Spark Session

The entry point to programming Spark with the Dataset and DataFrame API. To create a Spark session, you should use SparkSession.builder attribute. See also SparkSession.

SparkSession.active()

Returns the active or default SparkSession for the current thread, returned by the builder.

SparkSession.builder.appName(name)

Sets a name for the application, which will be shown in the Spark web UI.

SparkSession.builder.config([key, value, …])

Sets a config option.

SparkSession.builder.enableHiveSupport()

Enables Hive support, including connectivity to a persistent Hive metastore, support for Hive SerDes, and Hive user-defined functions.

SparkSession.builder.getOrCreate()

Gets an existing SparkSession or, if there is no existing one, creates a new one based on the options set in this builder.

SparkSession.builder.master(master)

Sets the Spark master URL to connect to, such as “local” to run locally, “local[4]” to run locally with 4 cores, or “spark://master:7077” to run on a Spark standalone cluster.

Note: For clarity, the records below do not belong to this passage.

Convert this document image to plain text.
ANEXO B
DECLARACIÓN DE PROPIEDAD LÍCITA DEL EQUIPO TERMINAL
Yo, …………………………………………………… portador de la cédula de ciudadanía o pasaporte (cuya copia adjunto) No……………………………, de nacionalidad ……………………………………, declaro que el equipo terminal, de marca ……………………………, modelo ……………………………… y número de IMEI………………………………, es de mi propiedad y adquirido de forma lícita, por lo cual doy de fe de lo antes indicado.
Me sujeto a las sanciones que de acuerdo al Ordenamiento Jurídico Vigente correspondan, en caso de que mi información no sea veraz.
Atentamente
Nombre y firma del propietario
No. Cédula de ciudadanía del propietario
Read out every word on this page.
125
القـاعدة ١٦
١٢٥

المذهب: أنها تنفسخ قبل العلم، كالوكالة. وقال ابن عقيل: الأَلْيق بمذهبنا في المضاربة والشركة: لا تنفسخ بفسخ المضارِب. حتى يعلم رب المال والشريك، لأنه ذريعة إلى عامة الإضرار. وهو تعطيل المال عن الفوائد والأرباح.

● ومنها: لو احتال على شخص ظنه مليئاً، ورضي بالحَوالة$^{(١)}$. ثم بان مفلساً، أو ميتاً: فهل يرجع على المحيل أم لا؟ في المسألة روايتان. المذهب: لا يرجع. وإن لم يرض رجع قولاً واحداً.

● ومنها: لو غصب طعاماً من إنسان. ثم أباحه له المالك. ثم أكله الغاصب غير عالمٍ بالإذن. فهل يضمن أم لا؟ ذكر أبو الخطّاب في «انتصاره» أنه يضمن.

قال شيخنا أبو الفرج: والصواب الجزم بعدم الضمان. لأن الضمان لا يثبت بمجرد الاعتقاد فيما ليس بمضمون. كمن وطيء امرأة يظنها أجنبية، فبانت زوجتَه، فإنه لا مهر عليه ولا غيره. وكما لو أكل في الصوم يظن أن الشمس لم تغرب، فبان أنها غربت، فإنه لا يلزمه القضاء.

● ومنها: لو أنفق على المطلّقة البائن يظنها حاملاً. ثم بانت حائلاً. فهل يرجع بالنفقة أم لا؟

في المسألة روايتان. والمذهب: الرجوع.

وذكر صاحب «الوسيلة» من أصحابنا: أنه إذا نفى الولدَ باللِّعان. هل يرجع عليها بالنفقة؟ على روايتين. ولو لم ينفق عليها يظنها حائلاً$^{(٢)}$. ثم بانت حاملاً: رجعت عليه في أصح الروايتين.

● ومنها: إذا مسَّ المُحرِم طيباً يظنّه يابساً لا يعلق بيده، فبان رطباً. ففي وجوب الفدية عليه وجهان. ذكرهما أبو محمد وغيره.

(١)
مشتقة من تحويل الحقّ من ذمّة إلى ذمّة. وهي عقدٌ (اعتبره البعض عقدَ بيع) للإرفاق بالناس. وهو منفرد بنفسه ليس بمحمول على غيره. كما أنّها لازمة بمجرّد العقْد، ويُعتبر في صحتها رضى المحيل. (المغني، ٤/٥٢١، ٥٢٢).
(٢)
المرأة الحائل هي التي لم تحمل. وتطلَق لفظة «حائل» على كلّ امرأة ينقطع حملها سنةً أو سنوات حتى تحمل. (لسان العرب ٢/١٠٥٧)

SparkSession.builder.remote(url)

Sets the Spark remote URL to connect to, such as “sc://host:port” to run it via Spark Connect server.

SparkSession.catalog

Interface through which the user may create, drop, alter or query underlying databases, tables, functions, etc.

SparkSession.conf

Runtime configuration interface for Spark.

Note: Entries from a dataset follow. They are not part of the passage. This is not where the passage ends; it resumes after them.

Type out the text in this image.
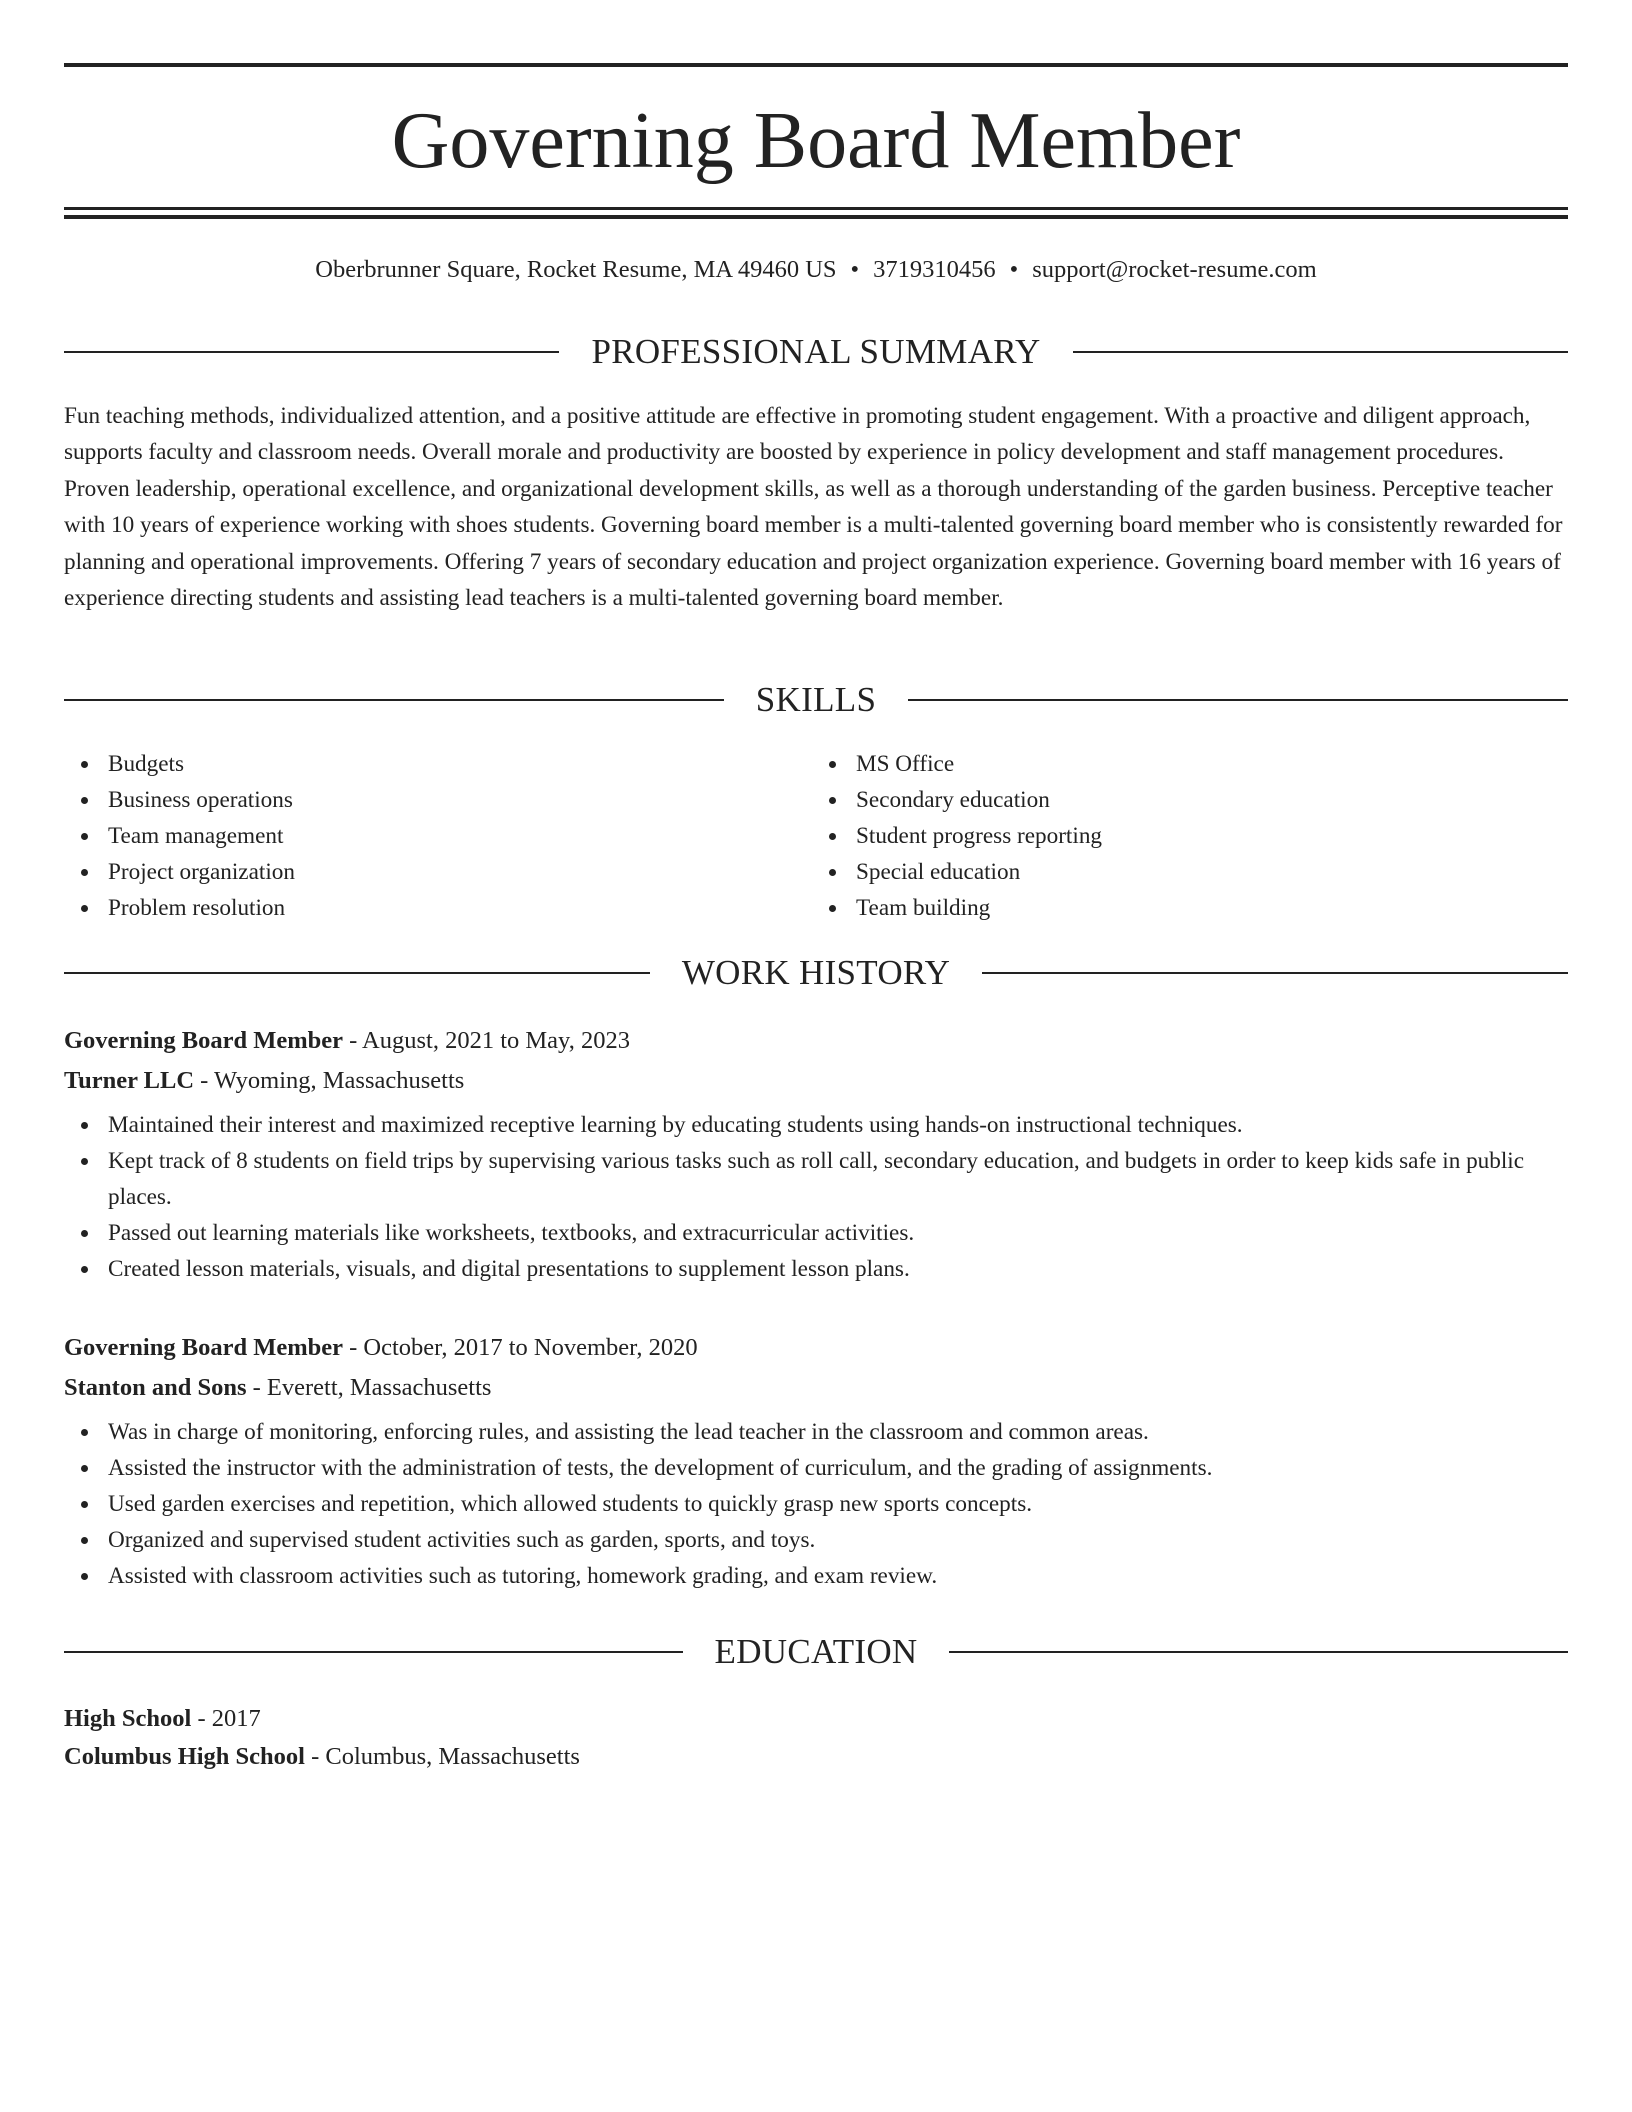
Governing Board Member
Oberbrunner Square, Rocket Resume, MA 49460 US • 3719310456 • support@rocket-resume.com
PROFESSIONAL SUMMARY

Fun teaching methods, individualized attention, and a positive attitude are effective in promoting student engagement. With a proactive and diligent approach, supports faculty and classroom needs. Overall morale and productivity are boosted by experience in policy development and staff management procedures. Proven leadership, operational excellence, and organizational development skills, as well as a thorough understanding of the garden business. Perceptive teacher with 10 years of experience working with shoes students. Governing board member is a multi-talented governing board member who is consistently rewarded for planning and operational improvements. Offering 7 years of secondary education and project organization experience. Governing board member with 16 years of experience directing students and assisting lead teachers is a multi-talented governing board member.

SKILLS
Budgets
Business operations
Team management
Project organization
Problem resolution
MS Office
Secondary education
Student progress reporting
Special education
Team building
WORK HISTORY
Governing Board Member - August, 2021 to May, 2023
Turner LLC - Wyoming, Massachusetts
Maintained their interest and maximized receptive learning by educating students using hands-on instructional techniques.
Kept track of 8 students on field trips by supervising various tasks such as roll call, secondary education, and budgets in order to keep kids safe in public places.
Passed out learning materials like worksheets, textbooks, and extracurricular activities.
Created lesson materials, visuals, and digital presentations to supplement lesson plans.
Governing Board Member - October, 2017 to November, 2020
Stanton and Sons - Everett, Massachusetts
Was in charge of monitoring, enforcing rules, and assisting the lead teacher in the classroom and common areas.
Assisted the instructor with the administration of tests, the development of curriculum, and the grading of assignments.
Used garden exercises and repetition, which allowed students to quickly grasp new sports concepts.
Organized and supervised student activities such as garden, sports, and toys.
Assisted with classroom activities such as tutoring, homework grading, and exam review.
EDUCATION
High School - 2017
Columbus High School - Columbus, Massachusetts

SparkSession.createDataFrame(data[, schema, …])

Creates a DataFrame from an RDD, a list, a pandas.DataFrame or a numpy.ndarray.

SparkSession.getActiveSession()

Returns the active SparkSession for the current thread, returned by the builder

SparkSession.newSession()

Returns a new SparkSession as new session, that has separate SQLConf, registered temporary views and UDFs, but shared SparkContext and table cache.

SparkSession.range(start[, end, step, …])

Create a DataFrame with single pyspark.sql.types.LongType column named id, containing elements in a range from start to end (exclusive) with step value step.

SparkSession.read

Returns a DataFrameReader that can be used to read data in as a DataFrame.

SparkSession.readStream

Returns a DataStreamReader that can be used to read data streams as a streaming DataFrame.

SparkSession.sparkContext

Returns the underlying SparkContext.

SparkSession.sql(sqlQuery[, args])

Returns a DataFrame representing the result of the given query.

SparkSession.stop()

Stop the underlying SparkContext.

SparkSession.streams

Returns a StreamingQueryManager that allows managing all the StreamingQuery instances active on this context.

SparkSession.table(tableName)

Returns the specified table as a DataFrame.

SparkSession.udf

Returns a UDFRegistration for UDF registration.

SparkSession.udtf

Returns a UDTFRegistration for UDTF registration.

SparkSession.version

The version of Spark on which this application is running.

Spark Connect Only

SparkSession.builder.create()

Creates a new SparkSession.

SparkSession.addArtifact(*path[, pyfile, …])

Add artifact(s) to the client session.

SparkSession.addArtifacts(*path[, pyfile, …])

Add artifact(s) to the client session.

SparkSession.copyFromLocalToFs(local_path, …)

Copy file from local to cloud storage file system.

SparkSession.client

Gives access to the Spark Connect client.

SparkSession.interruptAll()

Interrupt all operations of this session currently running on the connected server.

SparkSession.interruptTag(tag)

Interrupt all operations of this session with the given operation tag.

SparkSession.interruptOperation(op_id)

Interrupt an operation of this session with the given operationId.

SparkSession.addTag(tag)

Add a tag to be assigned to all the operations started by this thread in this session.

SparkSession.removeTag(tag)

Remove a tag previously added to be assigned to all the operations started by this thread in this session.

SparkSession.getTags()

Get the tags that are currently set to be assigned to all the operations started by this thread.

SparkSession.clearTags()

Clear the current thread’s operation tags.